Las fotos son la representación de mis sentimientos. Busco que la luz entre por un lado determinado, las toco y las edito. Ahí está lo que siento, no es una foto documental. El arte no tendría que tener que explicarse. No tendría que tener un texto con el porqué de las cosas. El paisaje no necesita de ninguna explicación y eso me fascina. Ahí está todo. Qué más podrías explicar con una imagen de esas.
Hablemos de lo que lo sedujo del paisaje…
Me enseñó que no puedes controlarlo todo. Cuando le haces un retrato a alguien o cuando haces publicidad, das indicaciones, mueves luces o cambias vestuario. Con el paisaje dependes de los tiempos del universo. Yo no podría haber hecho la foto que quise del río Azufrado si hubiese llegado a las 8 de la mañana. La foto era en el preciso momento en el que llegué.
El viaje y tomar las fotos durante sus recorridos deben diferenciarse mucho del momento en el que llega a la ciudad a intentar venderlas.
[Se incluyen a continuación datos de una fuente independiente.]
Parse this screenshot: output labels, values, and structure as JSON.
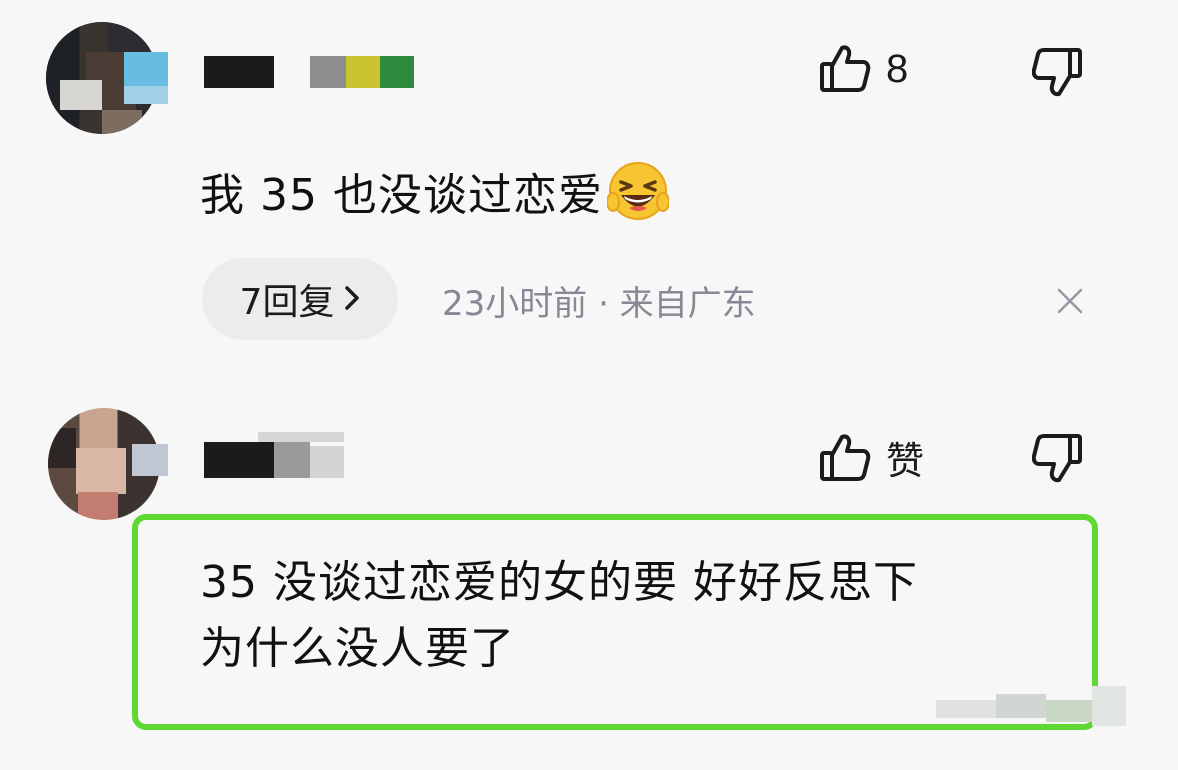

Se lo menciono por el desafío de vender fotografía en Colombia…
Cuando llegué sentí frustración y alegría porque al viaje no llevé el computador, así que no sabía si las fotos estaban realmente bien. Con algunas sentí que pude haber hecho algo mejor, pero con otras la satisfacción fue total. También fue un choque con el sistema. Viajando tuve una sensación medio hippie de que nada me hacía falta si estaba haciendo lo que hacía, de que ni siquiera el dinero era necesario. Después llegué a darme cuenta de que tenía que recuperar lo invertido y de que ponerles un precio sería difícil en un país que no está acostumbrado a comprar fotografía. La gente se pregunta para qué comprar una foto. No le ven valor.
¿Qué respondería usted a esa pregunta? A la que sugirió que se hace la gente cuando les ofrecen fotografía…
Que no solo les estoy vendiendo una foto, sino una obra. Es todo lo que está detrás de esa imagen, que además de ser un emprendimiento igual de válido al de uno de sillas de madera, accesorios o comida, es una imagen cargada de historia, esfuerzo, viajes, sensaciones, conocimiento, experiencia, etc. La obra se concluye cuando el comprador la obtiene, así que es un proceso continuo muy valioso.